Sunday, December 20, 2015

Hispanexco: Diamond Points for export


I stumbled across this advertisement recently in The Mexican Mining Journal, vol. 6 (April 1908), p. 31. The distinctive clip immediately identifies the pen as a Diamond Point, as one can see from the ad below which ran in American Exporter, vol. 61 (Jun 1908), p. 140.


The Hispano-American Export Company even kept the same model numbers, but they added a generous markup: $2 for a basic No. 50 eyedropper, including registered mail "to any post office in the world", for a model that could be bought from the manufacturer for $7.50 per dozen (I haven't been able to determine exactly how much the shipping would have been, but at the time registration cost only ten cents, and a domestic letter only two).

I've never actually run across any pens marked "Hispanexco" or "Hispano-American Export Co.", nor can I find any discussion online. But I've not done any buying in the Americas outside of the USA and Canada, so I'm hoping my pen friends south of the border will chime in if they've seen any. Some of the Hispanexco pens were fancier, too, as we see from this ad in a Spanish-language magazine published in Buffalo, New York (América, vol. 1 (July 1908), p. A13).

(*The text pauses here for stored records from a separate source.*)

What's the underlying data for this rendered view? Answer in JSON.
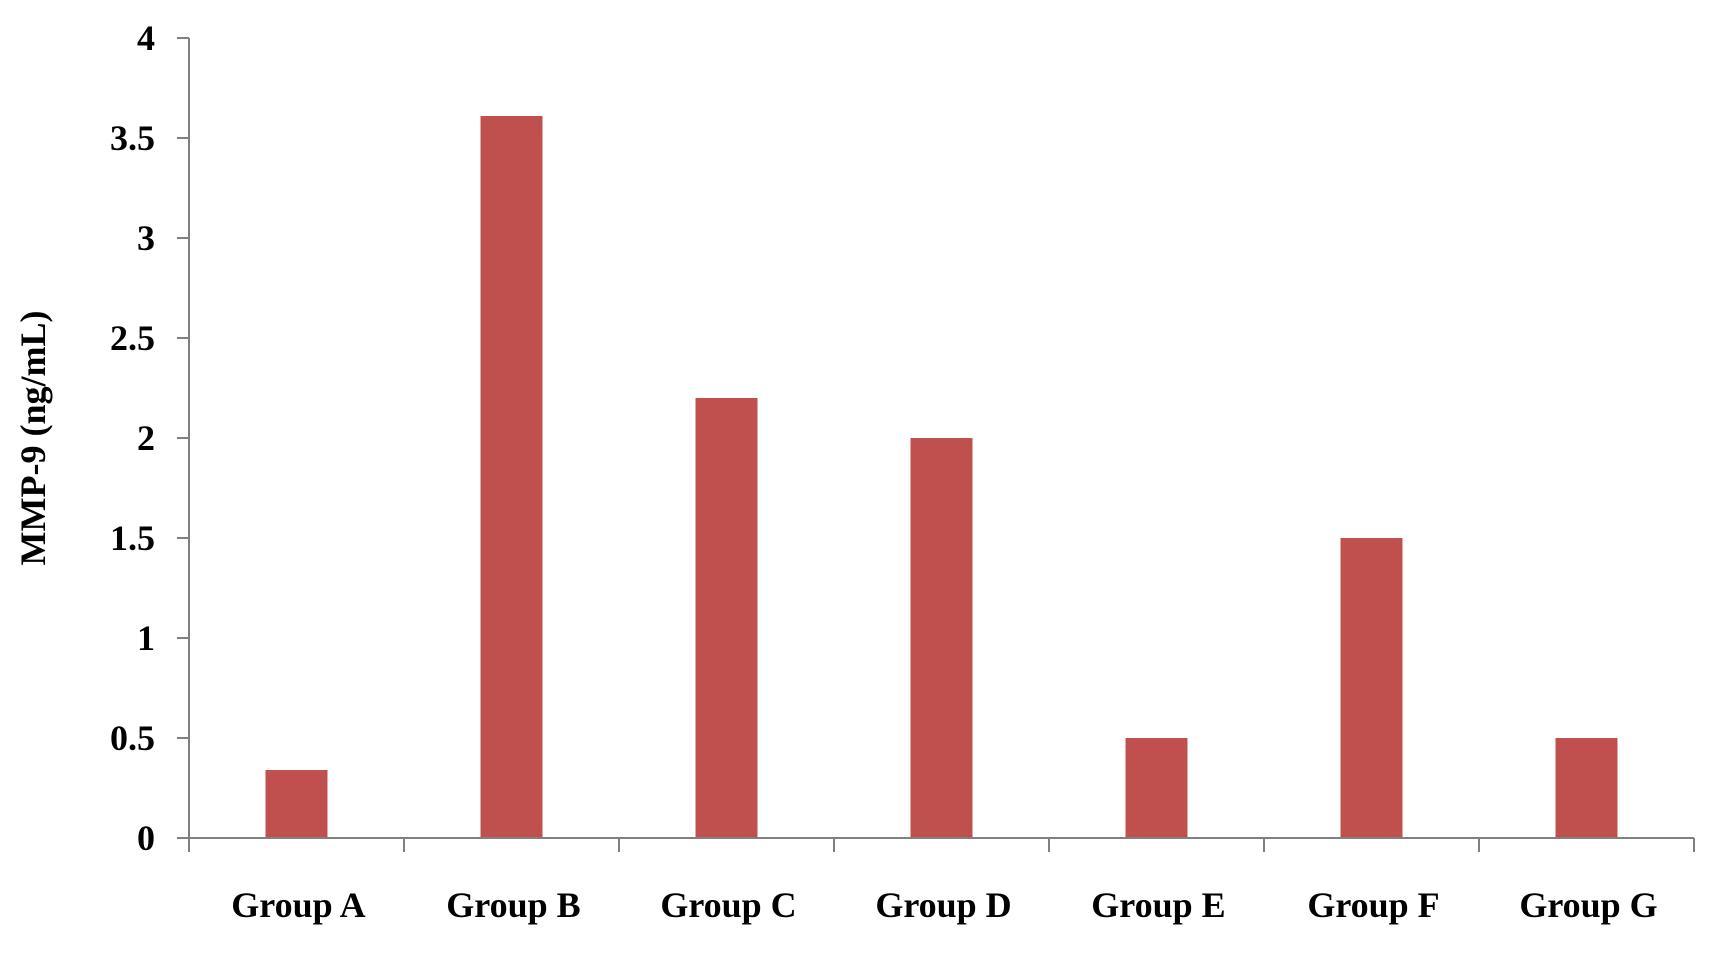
{
  "chart_data": {
    "type": "bar",
    "title": "",
    "xlabel": "",
    "ylabel": "MMP-9 (ng/mL)",
    "categories": [
      "Group A",
      "Group B",
      "Group C",
      "Group D",
      "Group E",
      "Group F",
      "Group G"
    ],
    "values": [
      0.34,
      3.61,
      2.2,
      2.0,
      0.5,
      1.5,
      0.5
    ],
    "ylim": [
      0,
      4
    ],
    "yticks": [
      "0",
      "0.5",
      "1",
      "1.5",
      "2",
      "2.5",
      "3",
      "3.5",
      "4"
    ],
    "grid": false,
    "legend": "none",
    "bar_color": "#C0504D"
  }
}
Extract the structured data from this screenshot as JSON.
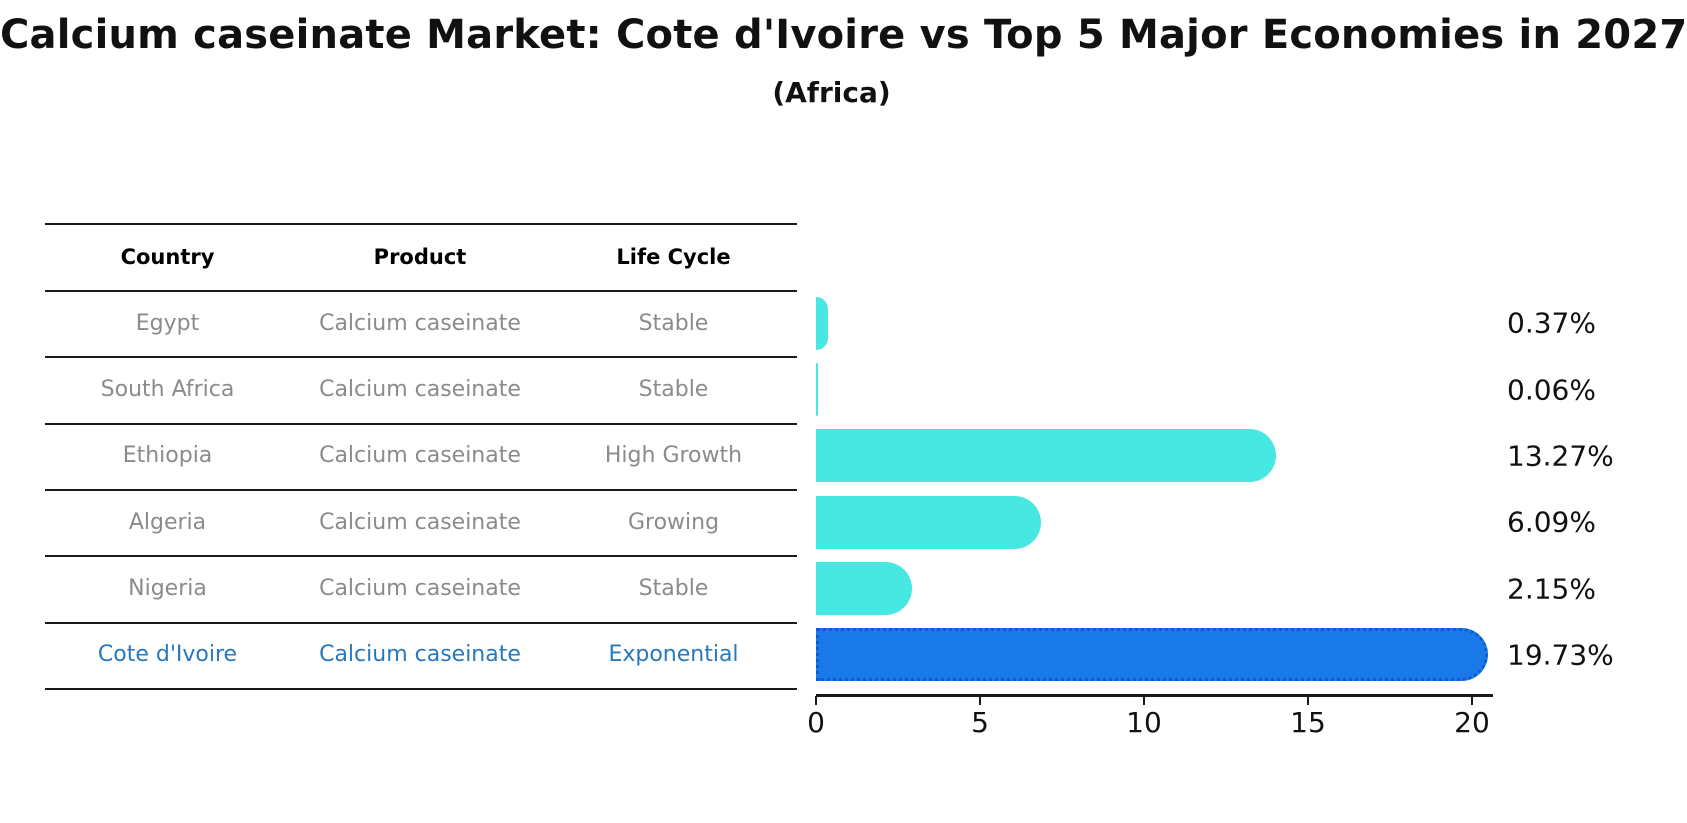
{
  "title": "Calcium caseinate Market: Cote d'Ivoire vs Top 5 Major Economies in 2027",
  "subtitle": "(Africa)",
  "table": {
    "headers": [
      "Country",
      "Product",
      "Life Cycle"
    ],
    "rows": [
      {
        "country": "Egypt",
        "product": "Calcium caseinate",
        "life_cycle": "Stable",
        "highlight": false
      },
      {
        "country": "South Africa",
        "product": "Calcium caseinate",
        "life_cycle": "Stable",
        "highlight": false
      },
      {
        "country": "Ethiopia",
        "product": "Calcium caseinate",
        "life_cycle": "High Growth",
        "highlight": false
      },
      {
        "country": "Algeria",
        "product": "Calcium caseinate",
        "life_cycle": "Growing",
        "highlight": false
      },
      {
        "country": "Nigeria",
        "product": "Calcium caseinate",
        "life_cycle": "Stable",
        "highlight": false
      },
      {
        "country": "Cote d'Ivoire",
        "product": "Calcium caseinate",
        "life_cycle": "Exponential",
        "highlight": true
      }
    ]
  },
  "chart_data": {
    "type": "bar",
    "orientation": "horizontal",
    "title": "Calcium caseinate Market: Cote d'Ivoire vs Top 5 Major Economies in 2027",
    "subtitle": "(Africa)",
    "categories": [
      "Egypt",
      "South Africa",
      "Ethiopia",
      "Algeria",
      "Nigeria",
      "Cote d'Ivoire"
    ],
    "values": [
      0.37,
      0.06,
      13.27,
      6.09,
      2.15,
      19.73
    ],
    "value_labels": [
      "0.37%",
      "0.06%",
      "13.27%",
      "6.09%",
      "2.15%",
      "19.73%"
    ],
    "xlabel": "",
    "ylabel": "",
    "xlim": [
      0,
      20
    ],
    "x_ticks": [
      0,
      5,
      10,
      15,
      20
    ],
    "grid": false,
    "legend": false,
    "bar_color": "#46E8E1",
    "highlight_color": "#1A79E8",
    "highlight_border_color": "#0D5BD0",
    "highlight_index": 5,
    "highlight_text_color": "#2878be"
  }
}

Diamond Point does seem to have been pushing export sales. Looking back through old copies of American Exporter, there aren't many fountain pen companies paying for ads, and most advertised for a just a year or two. Diamond Point wasn't advertising in 1907, but made a tentative start in 1908 (Modern/A. A. Waterman, Smith, and Wirt were the other penmakers advertising that year, all taking out much more ad space). In 1909 Diamond Point became a regular advertiser, joining A. A. Waterman and Crocker.

And if we look all the way back to 1897, a large contingent from South and Central America came to the Northeast to visit the big industrial exhibition that opened that summer in Providence, Rhode Island. Diamond Point placed a large bilingual advertisement, shown above, right below the long and detailed writeup of their visit in the Jewelers' Circular (vol. 34 (June 23, 1897), p. 27).